In the fall of 2003, the EPA concluded an interim reregistration of atrazine. In compliance with the recommendation of [its] advisory panel, the agency also ordered Syngenta to conduct additional experiments on frogs and atrazine. Two years later, in the summer of 2005, scientists at Syngenta began their initial testing of atrazine on Xenopus. They expect to have results by the end of this year, more than four years after Tyrone Hayes proposed the joint experiment that could have resolved the issue in a few months. Meanwhile, in all likelihood, the reregistration of atrazine will be finalized this August.

In January, Hayes published two new papers in Environmental Health Perspectives. In one paper, he showed that when frogs are exposed to atrazine in combination with other pesticides—as they are in the environment—the damage to the animals’ hormonal systems is more severe than from exposure to atrazine alone. In the other, he reported that when male tadpoles are exposed to estradiol (or to a synthetic compound that suppresses testosterone) they develop the same kinds of gonadal abnormalities that are associated with atrazine—a finding, he argues, that provides further support for his theory of “chemical castration and feminization”…

[Nevertheless, Hayes] knows of no reason why the EPA will not continue to do nothing as the testing moves on to another phase. “My view is that the EPA is never going to take action on atrazine,” Hayes says.

Legally, the EPA needn’t find a threat to human health to ban atrazine. Adverse effects in the environment are sufficient for the agency to take action, and in the view of many biologists it makes little sense to see humans in isolation from the environment.

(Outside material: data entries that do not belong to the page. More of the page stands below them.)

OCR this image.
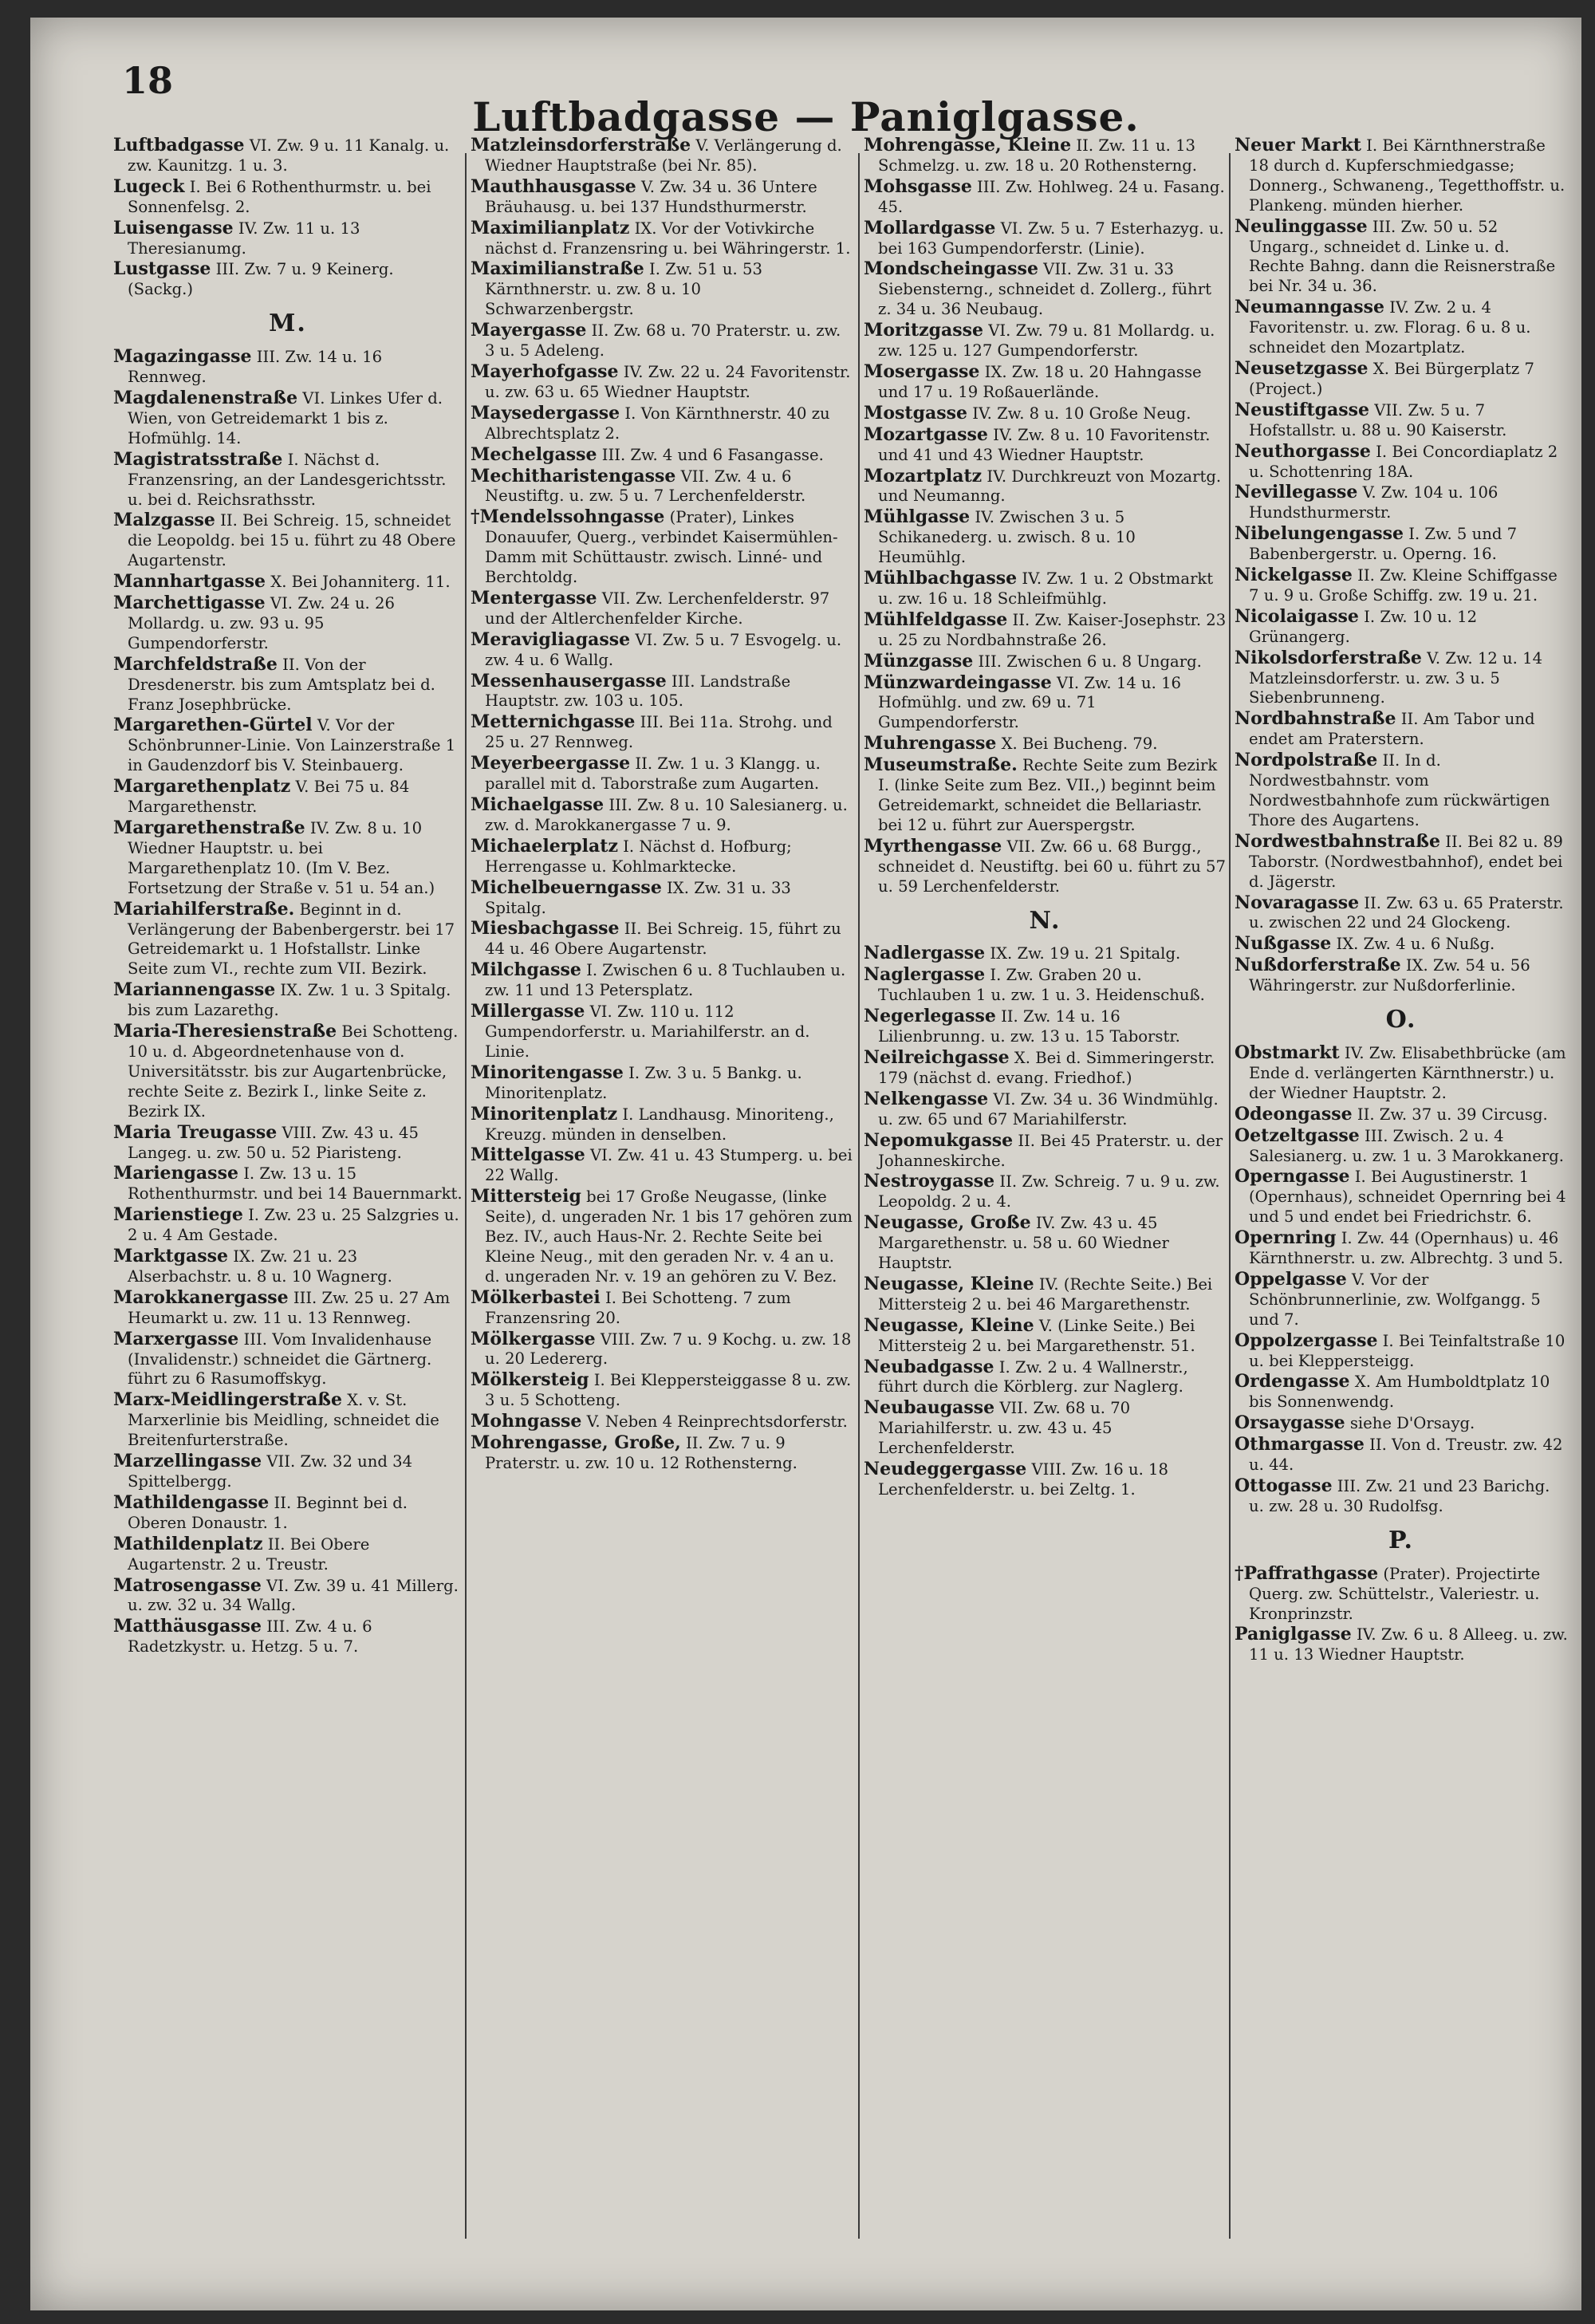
18
Luftbadgasse — Paniglgasse.
Luftbadgasse VI. Zw. 9 u. 11 Kanalg. u. zw. Kaunitzg. 1 u. 3.
Lugeck I. Bei 6 Rothenthurmstr. u. bei Sonnenfelsg. 2.
Luisengasse IV. Zw. 11 u. 13 Theresianumg.
Lustgasse III. Zw. 7 u. 9 Keinerg. (Sackg.)
M.
Magazingasse III. Zw. 14 u. 16 Rennweg.
Magdalenenstraße VI. Linkes Ufer d. Wien, von Getreidemarkt 1 bis z. Hofmühlg. 14.
Magistratsstraße I. Nächst d. Franzensring, an der Landesgerichtsstr. u. bei d. Reichsrathsstr.
Malzgasse II. Bei Schreig. 15, schneidet die Leopoldg. bei 15 u. führt zu 48 Obere Augartenstr.
Mannhartgasse X. Bei Johanniterg. 11.
Marchettigasse VI. Zw. 24 u. 26 Mollardg. u. zw. 93 u. 95 Gumpendorferstr.
Marchfeldstraße II. Von der Dresdenerstr. bis zum Amtsplatz bei d. Franz Josephbrücke.
Margarethen-Gürtel V. Vor der Schönbrunner-Linie. Von Lainzerstraße 1 in Gaudenzdorf bis V. Steinbauerg.
Margarethenplatz V. Bei 75 u. 84 Margarethenstr.
Margarethenstraße IV. Zw. 8 u. 10 Wiedner Hauptstr. u. bei Margarethenplatz 10. (Im V. Bez. Fortsetzung der Straße v. 51 u. 54 an.)
Mariahilferstraße. Beginnt in d. Verlängerung der Babenbergerstr. bei 17 Getreidemarkt u. 1 Hofstallstr. Linke Seite zum VI., rechte zum VII. Bezirk.
Mariannengasse IX. Zw. 1 u. 3 Spitalg. bis zum Lazarethg.
Maria-Theresienstraße Bei Schotteng. 10 u. d. Abgeordnetenhause von d. Universitätsstr. bis zur Augartenbrücke, rechte Seite z. Bezirk I., linke Seite z. Bezirk IX.
Maria Treugasse VIII. Zw. 43 u. 45 Langeg. u. zw. 50 u. 52 Piaristeng.
Mariengasse I. Zw. 13 u. 15 Rothenthurmstr. und bei 14 Bauernmarkt.
Marienstiege I. Zw. 23 u. 25 Salzgries u. 2 u. 4 Am Gestade.
Marktgasse IX. Zw. 21 u. 23 Alserbachstr. u. 8 u. 10 Wagnerg.
Marokkanergasse III. Zw. 25 u. 27 Am Heumarkt u. zw. 11 u. 13 Rennweg.
Marxergasse III. Vom Invalidenhause (Invalidenstr.) schneidet die Gärtnerg. führt zu 6 Rasumoffskyg.
Marx-Meidlingerstraße X. v. St. Marxerlinie bis Meidling, schneidet die Breitenfurterstraße.
Marzellingasse VII. Zw. 32 und 34 Spittelbergg.
Mathildengasse II. Beginnt bei d. Oberen Donaustr. 1.
Mathildenplatz II. Bei Obere Augartenstr. 2 u. Treustr.
Matrosengasse VI. Zw. 39 u. 41 Millerg. u. zw. 32 u. 34 Wallg.
Matthäusgasse III. Zw. 4 u. 6 Radetzkystr. u. Hetzg. 5 u. 7.
Matzleinsdorferstraße V. Verlängerung d. Wiedner Hauptstraße (bei Nr. 85).
Mauthhausgasse V. Zw. 34 u. 36 Untere Bräuhausg. u. bei 137 Hundsthurmerstr.
Maximilianplatz IX. Vor der Votivkirche nächst d. Franzensring u. bei Währingerstr. 1.
Maximilianstraße I. Zw. 51 u. 53 Kärnthnerstr. u. zw. 8 u. 10 Schwarzenbergstr.
Mayergasse II. Zw. 68 u. 70 Praterstr. u. zw. 3 u. 5 Adeleng.
Mayerhofgasse IV. Zw. 22 u. 24 Favoritenstr. u. zw. 63 u. 65 Wiedner Hauptstr.
Maysedergasse I. Von Kärnthnerstr. 40 zu Albrechtsplatz 2.
Mechelgasse III. Zw. 4 und 6 Fasangasse.
Mechitharistengasse VII. Zw. 4 u. 6 Neustiftg. u. zw. 5 u. 7 Lerchenfelderstr.
†Mendelssohngasse (Prater), Linkes Donauufer, Querg., verbindet Kaisermühlen-Damm mit Schüttaustr. zwisch. Linné- und Berchtoldg.
Mentergasse VII. Zw. Lerchenfelderstr. 97 und der Altlerchenfelder Kirche.
Meravigliagasse VI. Zw. 5 u. 7 Esvogelg. u. zw. 4 u. 6 Wallg.
Messenhausergasse III. Landstraße Hauptstr. zw. 103 u. 105.
Metternichgasse III. Bei 11a. Strohg. und 25 u. 27 Rennweg.
Meyerbeergasse II. Zw. 1 u. 3 Klangg. u. parallel mit d. Taborstraße zum Augarten.
Michaelgasse III. Zw. 8 u. 10 Salesianerg. u. zw. d. Marokkanergasse 7 u. 9.
Michaelerplatz I. Nächst d. Hofburg; Herrengasse u. Kohlmarktecke.
Michelbeuerngasse IX. Zw. 31 u. 33 Spitalg.
Miesbachgasse II. Bei Schreig. 15, führt zu 44 u. 46 Obere Augartenstr.
Milchgasse I. Zwischen 6 u. 8 Tuchlauben u. zw. 11 und 13 Petersplatz.
Millergasse VI. Zw. 110 u. 112 Gumpendorferstr. u. Mariahilferstr. an d. Linie.
Minoritengasse I. Zw. 3 u. 5 Bankg. u. Minoritenplatz.
Minoritenplatz I. Landhausg. Minoriteng., Kreuzg. münden in denselben.
Mittelgasse VI. Zw. 41 u. 43 Stumperg. u. bei 22 Wallg.
Mittersteig bei 17 Große Neugasse, (linke Seite), d. ungeraden Nr. 1 bis 17 gehören zum Bez. IV., auch Haus-Nr. 2. Rechte Seite bei Kleine Neug., mit den geraden Nr. v. 4 an u. d. ungeraden Nr. v. 19 an gehören zu V. Bez.
Mölkerbastei I. Bei Schotteng. 7 zum Franzensring 20.
Mölkergasse VIII. Zw. 7 u. 9 Kochg. u. zw. 18 u. 20 Ledererg.
Mölkersteig I. Bei Kleppersteiggasse 8 u. zw. 3 u. 5 Schotteng.
Mohngasse V. Neben 4 Reinprechtsdorferstr.
Mohrengasse, Große, II. Zw. 7 u. 9 Praterstr. u. zw. 10 u. 12 Rothensterng.
Mohrengasse, Kleine II. Zw. 11 u. 13 Schmelzg. u. zw. 18 u. 20 Rothensterng.
Mohsgasse III. Zw. Hohlweg. 24 u. Fasang. 45.
Mollardgasse VI. Zw. 5 u. 7 Esterhazyg. u. bei 163 Gumpendorferstr. (Linie).
Mondscheingasse VII. Zw. 31 u. 33 Siebensterng., schneidet d. Zollerg., führt z. 34 u. 36 Neubaug.
Moritzgasse VI. Zw. 79 u. 81 Mollardg. u. zw. 125 u. 127 Gumpendorferstr.
Mosergasse IX. Zw. 18 u. 20 Hahngasse und 17 u. 19 Roßauerlände.
Mostgasse IV. Zw. 8 u. 10 Große Neug.
Mozartgasse IV. Zw. 8 u. 10 Favoritenstr. und 41 und 43 Wiedner Hauptstr.
Mozartplatz IV. Durchkreuzt von Mozartg. und Neumanng.
Mühlgasse IV. Zwischen 3 u. 5 Schikanederg. u. zwisch. 8 u. 10 Heumühlg.
Mühlbachgasse IV. Zw. 1 u. 2 Obstmarkt u. zw. 16 u. 18 Schleifmühlg.
Mühlfeldgasse II. Zw. Kaiser-Josephstr. 23 u. 25 zu Nordbahnstraße 26.
Münzgasse III. Zwischen 6 u. 8 Ungarg.
Münzwardeingasse VI. Zw. 14 u. 16 Hofmühlg. und zw. 69 u. 71 Gumpendorferstr.
Muhrengasse X. Bei Bucheng. 79.
Museumstraße. Rechte Seite zum Bezirk I. (linke Seite zum Bez. VII.,) beginnt beim Getreidemarkt, schneidet die Bellariastr. bei 12 u. führt zur Auerspergstr.
Myrthengasse VII. Zw. 66 u. 68 Burgg., schneidet d. Neustiftg. bei 60 u. führt zu 57 u. 59 Lerchenfelderstr.
N.
Nadlergasse IX. Zw. 19 u. 21 Spitalg.
Naglergasse I. Zw. Graben 20 u. Tuchlauben 1 u. zw. 1 u. 3. Heidenschuß.
Negerlegasse II. Zw. 14 u. 16 Lilienbrunng. u. zw. 13 u. 15 Taborstr.
Neilreichgasse X. Bei d. Simmeringerstr. 179 (nächst d. evang. Friedhof.)
Nelkengasse VI. Zw. 34 u. 36 Windmühlg. u. zw. 65 und 67 Mariahilferstr.
Nepomukgasse II. Bei 45 Praterstr. u. der Johanneskirche.
Nestroygasse II. Zw. Schreig. 7 u. 9 u. zw. Leopoldg. 2 u. 4.
Neugasse, Große IV. Zw. 43 u. 45 Margarethenstr. u. 58 u. 60 Wiedner Hauptstr.
Neugasse, Kleine IV. (Rechte Seite.) Bei Mittersteig 2 u. bei 46 Margarethenstr.
Neugasse, Kleine V. (Linke Seite.) Bei Mittersteig 2 u. bei Margarethenstr. 51.
Neubadgasse I. Zw. 2 u. 4 Wallnerstr., führt durch die Körblerg. zur Naglerg.
Neubaugasse VII. Zw. 68 u. 70 Mariahilferstr. u. zw. 43 u. 45 Lerchenfelderstr.
Neudeggergasse VIII. Zw. 16 u. 18 Lerchenfelderstr. u. bei Zeltg. 1.
Neuer Markt I. Bei Kärnthnerstraße 18 durch d. Kupferschmiedgasse; Donnerg., Schwaneng., Tegetthoffstr. u. Plankeng. münden hierher.
Neulinggasse III. Zw. 50 u. 52 Ungarg., schneidet d. Linke u. d. Rechte Bahng. dann die Reisnerstraße bei Nr. 34 u. 36.
Neumanngasse IV. Zw. 2 u. 4 Favoritenstr. u. zw. Florag. 6 u. 8 u. schneidet den Mozartplatz.
Neusetzgasse X. Bei Bürgerplatz 7 (Project.)
Neustiftgasse VII. Zw. 5 u. 7 Hofstallstr. u. 88 u. 90 Kaiserstr.
Neuthorgasse I. Bei Concordiaplatz 2 u. Schottenring 18A.
Nevillegasse V. Zw. 104 u. 106 Hundsthurmerstr.
Nibelungengasse I. Zw. 5 und 7 Babenbergerstr. u. Operng. 16.
Nickelgasse II. Zw. Kleine Schiffgasse 7 u. 9 u. Große Schiffg. zw. 19 u. 21.
Nicolaigasse I. Zw. 10 u. 12 Grünangerg.
Nikolsdorferstraße V. Zw. 12 u. 14 Matzleinsdorferstr. u. zw. 3 u. 5 Siebenbrunneng.
Nordbahnstraße II. Am Tabor und endet am Praterstern.
Nordpolstraße II. In d. Nordwestbahnstr. vom Nordwestbahnhofe zum rückwärtigen Thore des Augartens.
Nordwestbahnstraße II. Bei 82 u. 89 Taborstr. (Nordwestbahnhof), endet bei d. Jägerstr.
Novaragasse II. Zw. 63 u. 65 Praterstr. u. zwischen 22 und 24 Glockeng.
Nußgasse IX. Zw. 4 u. 6 Nußg.
Nußdorferstraße IX. Zw. 54 u. 56 Währingerstr. zur Nußdorferlinie.
O.
Obstmarkt IV. Zw. Elisabethbrücke (am Ende d. verlängerten Kärnthnerstr.) u. der Wiedner Hauptstr. 2.
Odeongasse II. Zw. 37 u. 39 Circusg.
Oetzeltgasse III. Zwisch. 2 u. 4 Salesianerg. u. zw. 1 u. 3 Marokkanerg.
Operngasse I. Bei Augustinerstr. 1 (Opernhaus), schneidet Opernring bei 4 und 5 und endet bei Friedrichstr. 6.
Opernring I. Zw. 44 (Opernhaus) u. 46 Kärnthnerstr. u. zw. Albrechtg. 3 und 5.
Oppelgasse V. Vor der Schönbrunnerlinie, zw. Wolfgangg. 5 und 7.
Oppolzergasse I. Bei Teinfaltstraße 10 u. bei Kleppersteigg.
Ordengasse X. Am Humboldtplatz 10 bis Sonnenwendg.
Orsaygasse siehe D'Orsayg.
Othmargasse II. Von d. Treustr. zw. 42 u. 44.
Ottogasse III. Zw. 21 und 23 Barichg. u. zw. 28 u. 30 Rudolfsg.
P.
†Paffrathgasse (Prater). Projectirte Querg. zw. Schüttelstr., Valeriestr. u. Kronprinzstr.
Paniglgasse IV. Zw. 6 u. 8 Alleeg. u. zw. 11 u. 13 Wiedner Hauptstr.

The question of what direct effects, if any, atrazine has on human health will be hard to answer, and will likely depend on inferences drawn from studies of surrogate species. Such inferences are never certain. Vertebrate toxicology is a kind of Russian roulette: Some species get lucky when they’re exposed to chemicals; some don’t. Thalidomide—the sedative that caused horrific birth defects in human infants in forty-six countries half a century ago—was believed safe because tests showed it had no effect on rats. In the very same ecosystems where Tyrone Hayes has found abnormal northern leopard frogs, he has also discovered that a close relative of that species—the plains leopard frog—appears to be unaffected by atrazine. As is usually the case with environmental contaminants, the real-world experiment is already up and running.